Chaque week-end, des milliers de Français parcourent les allées des vide-greniers et autres brocantes à la recherche de bonnes affaires. Si participer en tant qu'acheteur est simple, les règles pour les vendeurs sont strictes et doivent être respectées pour éviter les désagréments. Voici ce que vous devez savoir pour revendre vos objets ou vêtements en toute légalité.
Des limites à la fréquence de vente
Selon le site du ministère de l'Économie, les vide-greniers, brocantes, et braderies sont classés comme des ventes au déballage. Chaque exposant doit être enregistré, et cette inscription doit être validée par les autorités locales. En outre, les vendeurs non inscrits au Registre des commerces et des sociétés (RCS) doivent se limiter à deux événements par an, conformément à l'article L310-2 du code du commerce. Une attestation sur l'honneur est requise.

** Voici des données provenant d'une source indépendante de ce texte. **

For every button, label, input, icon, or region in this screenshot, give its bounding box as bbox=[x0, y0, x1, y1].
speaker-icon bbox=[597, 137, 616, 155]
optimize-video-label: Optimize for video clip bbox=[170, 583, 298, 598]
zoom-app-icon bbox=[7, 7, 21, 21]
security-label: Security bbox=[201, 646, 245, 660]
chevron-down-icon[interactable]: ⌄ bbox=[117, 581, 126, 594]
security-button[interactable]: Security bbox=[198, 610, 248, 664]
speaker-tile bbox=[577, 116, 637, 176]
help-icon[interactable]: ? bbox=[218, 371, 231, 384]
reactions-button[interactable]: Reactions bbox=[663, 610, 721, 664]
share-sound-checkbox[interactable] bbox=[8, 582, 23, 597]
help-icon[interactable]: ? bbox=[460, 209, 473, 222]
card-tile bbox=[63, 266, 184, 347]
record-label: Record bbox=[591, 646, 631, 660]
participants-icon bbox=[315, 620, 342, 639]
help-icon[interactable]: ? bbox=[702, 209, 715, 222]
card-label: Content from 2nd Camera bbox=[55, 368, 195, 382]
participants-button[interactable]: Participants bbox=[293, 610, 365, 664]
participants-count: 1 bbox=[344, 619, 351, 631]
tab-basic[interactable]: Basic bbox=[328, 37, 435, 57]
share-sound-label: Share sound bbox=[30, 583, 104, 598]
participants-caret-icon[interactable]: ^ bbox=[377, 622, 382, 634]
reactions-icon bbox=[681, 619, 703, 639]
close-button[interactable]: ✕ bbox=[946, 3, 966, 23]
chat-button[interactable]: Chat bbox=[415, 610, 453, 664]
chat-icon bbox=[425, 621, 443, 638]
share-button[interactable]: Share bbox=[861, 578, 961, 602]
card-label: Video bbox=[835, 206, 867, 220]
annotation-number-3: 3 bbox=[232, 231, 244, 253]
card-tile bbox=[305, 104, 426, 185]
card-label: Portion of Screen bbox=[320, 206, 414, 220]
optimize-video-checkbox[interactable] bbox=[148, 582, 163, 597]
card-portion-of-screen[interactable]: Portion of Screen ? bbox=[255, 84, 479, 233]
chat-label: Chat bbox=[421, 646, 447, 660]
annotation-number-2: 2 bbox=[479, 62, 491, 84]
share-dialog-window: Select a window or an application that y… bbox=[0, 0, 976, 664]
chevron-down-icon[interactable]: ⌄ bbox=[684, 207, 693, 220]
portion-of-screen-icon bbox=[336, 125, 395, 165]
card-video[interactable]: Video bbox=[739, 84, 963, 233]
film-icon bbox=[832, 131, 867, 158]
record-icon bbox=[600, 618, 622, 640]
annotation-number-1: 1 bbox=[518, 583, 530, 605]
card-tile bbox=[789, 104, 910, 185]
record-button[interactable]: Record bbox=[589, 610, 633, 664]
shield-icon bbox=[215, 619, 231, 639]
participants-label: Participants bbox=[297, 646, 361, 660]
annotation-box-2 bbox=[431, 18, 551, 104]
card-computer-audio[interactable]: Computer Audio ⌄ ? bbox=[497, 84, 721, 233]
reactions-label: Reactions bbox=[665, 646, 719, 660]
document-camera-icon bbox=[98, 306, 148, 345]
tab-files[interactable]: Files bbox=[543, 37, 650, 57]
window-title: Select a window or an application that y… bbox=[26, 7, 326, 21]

Les objets autorisés à la vente
Les exposants doivent vendre uniquement des biens personnels et usagés. Il est formellement interdit de proposer des articles neufs ou faits maison. Si vous souhaitez vendre des créations, vous devez alors vous enregistrer comme professionnel, ce qui vous oblige à déclarer vos ventes et à payer des impôts et charges sociales.
Fiscalité et impôts sur les ventes
Sur le plan fiscal, les gains réalisés lors de la vente d'objets personnels ne sont généralement pas imposables. Toutefois, deux exceptions existent. Les ventes de biens tels que métaux précieux, bijoux, objets d'art ou d'antiquité sont soumises à une taxe forfaitaire. De plus, toute vente dépassant un montant de 5 000 euros entraîne une obligation de déclaration et une imposition sur les plus-values, sauf pour des meubles, électroménager ou automobiles qui restent exonérés.